But I'm really too much of an introvert to enjoy large group birding too often. And there is no way on earth I'd be good at actually leading an organized tour. I forget about food and am perfectly content to sleep in my car when I'm having fun birding. You can't hear a Flammulated Owl calling all night long from even the finest motel, while I got to do just that when sleeping in my car in Water Canyon in New Mexico. Normal people expect meals and a bed to sleep in and have other needs I just don't want to deal with. And I'm completely out of my element at explaining what expenses and responsibilities other people should take care of themselves when birding with me, so I'm easily taken advantage of as well.
I read a lot of posts by birding guides on Facebook, and am always impressed by how they can go out, day after day, week after week, showing each individual of each group a huge number of birds. They earn their pay with their skills, ability to juggle logistics, and unflagging focus and ability to keep moving on to the next bird while ensuring their participants all have a satisfying experience. It was fun for me to get out for one weekend for the first time in years to show someone around the north woods. But the experience reminded me that at heart, I really am an introverted moseyer.
Recently I discovered that a few bird guides and photographers up here have been publicly ridiculing me, claiming that all my knowledge comes from reading about birds rather than going out and actually experiencing them. That's hurtful, of course, as well as patently false, but I don't even know how to begin to answer that kind of silliness. Fortunately, most of the birders up here, like everywhere else, don't need to cut down anyone else to carve their own place in the birding world. As Robert Frost might have put it, birders work together, I tell you from the heart, whether we bird together or apart.
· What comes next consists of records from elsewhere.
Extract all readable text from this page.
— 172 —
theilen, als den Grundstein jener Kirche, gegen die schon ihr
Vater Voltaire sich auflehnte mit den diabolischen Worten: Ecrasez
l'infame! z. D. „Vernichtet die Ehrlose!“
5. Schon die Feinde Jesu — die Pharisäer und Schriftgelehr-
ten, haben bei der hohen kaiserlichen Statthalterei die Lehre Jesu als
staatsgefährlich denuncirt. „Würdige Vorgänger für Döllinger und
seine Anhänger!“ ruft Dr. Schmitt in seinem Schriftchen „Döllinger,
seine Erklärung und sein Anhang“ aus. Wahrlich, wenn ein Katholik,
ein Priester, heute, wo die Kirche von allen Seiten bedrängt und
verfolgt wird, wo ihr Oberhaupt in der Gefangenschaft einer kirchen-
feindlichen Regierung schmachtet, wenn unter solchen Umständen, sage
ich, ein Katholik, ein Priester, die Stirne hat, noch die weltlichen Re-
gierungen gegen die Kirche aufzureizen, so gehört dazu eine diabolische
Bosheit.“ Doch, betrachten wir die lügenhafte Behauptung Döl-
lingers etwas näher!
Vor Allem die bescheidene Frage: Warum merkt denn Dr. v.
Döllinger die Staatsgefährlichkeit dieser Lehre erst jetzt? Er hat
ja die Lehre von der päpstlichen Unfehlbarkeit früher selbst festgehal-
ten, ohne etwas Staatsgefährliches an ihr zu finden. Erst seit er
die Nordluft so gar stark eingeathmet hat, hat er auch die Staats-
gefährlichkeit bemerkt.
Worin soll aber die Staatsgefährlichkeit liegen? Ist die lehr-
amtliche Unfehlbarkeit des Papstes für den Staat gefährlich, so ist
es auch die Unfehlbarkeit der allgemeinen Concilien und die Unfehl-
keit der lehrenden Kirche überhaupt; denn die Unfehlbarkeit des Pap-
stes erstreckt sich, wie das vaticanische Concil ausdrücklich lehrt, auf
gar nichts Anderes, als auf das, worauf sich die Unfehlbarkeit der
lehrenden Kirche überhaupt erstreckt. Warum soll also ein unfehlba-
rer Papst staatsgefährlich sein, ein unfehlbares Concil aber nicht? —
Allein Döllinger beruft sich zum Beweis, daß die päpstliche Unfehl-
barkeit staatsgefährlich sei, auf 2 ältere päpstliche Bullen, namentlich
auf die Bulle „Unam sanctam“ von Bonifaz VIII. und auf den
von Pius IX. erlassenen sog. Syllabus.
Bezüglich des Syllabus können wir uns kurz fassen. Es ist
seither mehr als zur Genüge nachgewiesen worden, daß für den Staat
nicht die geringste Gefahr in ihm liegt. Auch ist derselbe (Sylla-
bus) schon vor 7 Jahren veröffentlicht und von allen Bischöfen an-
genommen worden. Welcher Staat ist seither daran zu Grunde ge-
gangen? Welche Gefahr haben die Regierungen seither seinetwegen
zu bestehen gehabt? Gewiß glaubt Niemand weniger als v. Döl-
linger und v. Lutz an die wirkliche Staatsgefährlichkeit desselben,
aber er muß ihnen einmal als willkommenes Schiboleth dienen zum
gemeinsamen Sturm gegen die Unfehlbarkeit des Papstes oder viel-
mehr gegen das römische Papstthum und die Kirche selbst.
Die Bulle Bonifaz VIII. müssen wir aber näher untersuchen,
I can’t wait to get my new puppy. I’ll take Pip everywhere birding with me. I may have named her for a character in
Great Expectations, but the great thing about puppies is they don’t have any expectations. For her, our tracking down every pigeon and nuthatch will be an adventure, and when we don’t see the birds I want, she’ll be perfectly content with what we do find. That, for me, is what the funnest birding is all about.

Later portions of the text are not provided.